Be careful not to appear detached—monotone voice, stone face, fixed gaze, or answering before the question is finished can alert the examiner. If noticed, the examiner may change the question format to break your trance.
3. Creating False Reactions
This approach is about producing the “right” reaction, not just suppressing all reactions. Fake emotional responses to irrelevant questions can help. For example, mentally multiply large numbers or recall something that makes you angry or aroused when asked a control question. If you want to hide your sexual orientation, do this when asked about women; if you want to appear gay, do it when asked about men. You can also silently recite poetry or tense certain muscles (press toes to the floor, cross your eyes, press your tongue to the roof of your mouth) to create physiological reactions.
Pain also triggers stress responses. Some people put a tack in their shoe and press it with their toe during certain answers. The body reacts to pain, not truth or lies, making the polygraph readings ambiguous. But these movements are hard to hide—cameras may record your face and body, and suspicious behavior will be interpreted against you. If you always use the same trick, the examiner may notice a pattern.
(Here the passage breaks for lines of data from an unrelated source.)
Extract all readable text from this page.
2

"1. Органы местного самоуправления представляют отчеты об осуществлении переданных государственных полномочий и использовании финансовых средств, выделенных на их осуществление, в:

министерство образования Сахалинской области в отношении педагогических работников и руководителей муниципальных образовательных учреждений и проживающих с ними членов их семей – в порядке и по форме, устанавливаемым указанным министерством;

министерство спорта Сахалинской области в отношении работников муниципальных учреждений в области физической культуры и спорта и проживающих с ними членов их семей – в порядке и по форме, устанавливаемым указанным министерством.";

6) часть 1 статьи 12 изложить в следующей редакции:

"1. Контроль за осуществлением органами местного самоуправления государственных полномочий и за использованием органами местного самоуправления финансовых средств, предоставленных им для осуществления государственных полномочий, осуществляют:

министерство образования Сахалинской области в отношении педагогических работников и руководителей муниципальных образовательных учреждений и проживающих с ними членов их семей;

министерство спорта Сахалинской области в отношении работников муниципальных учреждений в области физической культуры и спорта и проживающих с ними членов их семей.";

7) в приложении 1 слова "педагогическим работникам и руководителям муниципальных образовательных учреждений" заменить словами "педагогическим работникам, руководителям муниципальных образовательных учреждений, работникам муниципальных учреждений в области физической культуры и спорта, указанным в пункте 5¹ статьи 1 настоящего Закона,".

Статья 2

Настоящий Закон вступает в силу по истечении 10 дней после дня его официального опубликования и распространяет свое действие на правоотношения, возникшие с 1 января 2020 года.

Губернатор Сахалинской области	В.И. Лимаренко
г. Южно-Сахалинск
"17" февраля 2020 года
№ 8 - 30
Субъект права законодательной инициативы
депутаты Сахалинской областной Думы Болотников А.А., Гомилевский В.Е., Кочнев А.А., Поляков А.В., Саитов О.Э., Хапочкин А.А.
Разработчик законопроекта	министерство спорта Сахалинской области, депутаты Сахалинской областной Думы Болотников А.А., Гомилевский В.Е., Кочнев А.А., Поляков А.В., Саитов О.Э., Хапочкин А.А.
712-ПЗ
Sensors may even be attached to your legs or chin to detect movement.
The tongue is the hardest muscle to monitor. After answering, you can press it to your teeth or palate to cause pain. But even this can be detected with special sensors. Also, you must not disrupt your breathing, as the polygraph will record any changes.
All mechanical methods are hard to hide and take time, causing delayed reactions that the examiner can spot. With practice, you can minimize this delay. Alternatively, use psychological “anchors” (from NLP) to trigger tension or relaxation at will—these are harder to detect. Even an inconclusive result can sometimes work in your favor.
For example, in Harry Harrison’s “The Stainless Steel Rat’s Revenge,” the hero uses relaxation and tension to fool a lie detector during a surprise interrogation. He relaxes when asked incriminating questions, so the device shows no reaction, and the interrogation ends.
But be careful: examiners know that everyone feels some anxiety during testing. If you relax too much, your reaction may be lower than to neutral questions, which will attract attention. Overdoing relaxation can make you look suspicious.
Conclusion
Beating a polygraph requires skill, practice, and training. It’s only possible under certain circumstances, and even then, success isn’t guaranteed. Remember, the polygraph is not infallible, and its results are not absolute proof of guilt or innocence. If you must take a polygraph, understanding how it works and how to counteract it can help you protect your privacy and peace of mind.